Barrington Martin II, a progressive who was the sole challenger to Lewis in the Democratic primary, also applied for the nomination and voiced concern about the process. "For a long time now, the Democratic party has been riddled with archaic, outdated, and mundane ideologies and it has not served the greater good of the people it seeks to represent. Evidence of this can be seen within this entire process in which the power of choice and choosing one's own fate has been removed from the people and replaced with bureaucratic technicalities that serve only the few and not the many. I understand that these are simply the rules; however, the people who review all of these applications have the power to suggest the necessary changes that should be made that would better serve the people," Martin said in a statement provided to CNN Sunday.

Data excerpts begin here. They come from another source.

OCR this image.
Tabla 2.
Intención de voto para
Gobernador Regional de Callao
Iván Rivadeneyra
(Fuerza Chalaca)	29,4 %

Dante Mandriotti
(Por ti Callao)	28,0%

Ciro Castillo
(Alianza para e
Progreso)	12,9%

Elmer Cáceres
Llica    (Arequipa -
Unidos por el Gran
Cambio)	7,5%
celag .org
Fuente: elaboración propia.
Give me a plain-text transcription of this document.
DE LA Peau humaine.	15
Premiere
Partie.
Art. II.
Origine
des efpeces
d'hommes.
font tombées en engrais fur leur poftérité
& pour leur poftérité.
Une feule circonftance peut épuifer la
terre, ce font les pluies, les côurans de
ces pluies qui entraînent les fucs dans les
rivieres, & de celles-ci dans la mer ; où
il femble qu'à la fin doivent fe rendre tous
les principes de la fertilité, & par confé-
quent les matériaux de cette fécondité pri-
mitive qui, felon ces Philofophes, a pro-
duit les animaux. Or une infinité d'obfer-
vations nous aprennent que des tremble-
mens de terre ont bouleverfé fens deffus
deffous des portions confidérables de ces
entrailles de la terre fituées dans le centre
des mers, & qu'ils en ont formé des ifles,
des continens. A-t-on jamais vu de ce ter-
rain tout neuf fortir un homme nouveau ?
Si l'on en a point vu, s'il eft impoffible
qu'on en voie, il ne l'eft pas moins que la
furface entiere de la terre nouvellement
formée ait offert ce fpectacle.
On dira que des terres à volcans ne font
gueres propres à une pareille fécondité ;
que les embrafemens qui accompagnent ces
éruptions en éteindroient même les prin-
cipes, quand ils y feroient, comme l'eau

Lewis died Friday at the age of 80. In December, he was diagnosed with Stage 4 pancreatic cancer. Martin in his statement defended his decision to run against Lewis, saying he values the district's constituents over politics. "I was proactive in ensuring the people of this district would be looked after in the result of Congressman Lewis' untimely death; and now we are here," Martin said. Whomever the Democrats pick will face Republican Angela Stanton-King, a criminal justice reform advocate and former reality star, in the November general election.

Stanton-King was uncontested in the Republican primary for the district. In February, she received a pardon from President Donald Trump for her involvement in a stolen vehicle ring in 2007, for which she served six months of home confinement. Democrats are confident the seat will remain in their hands.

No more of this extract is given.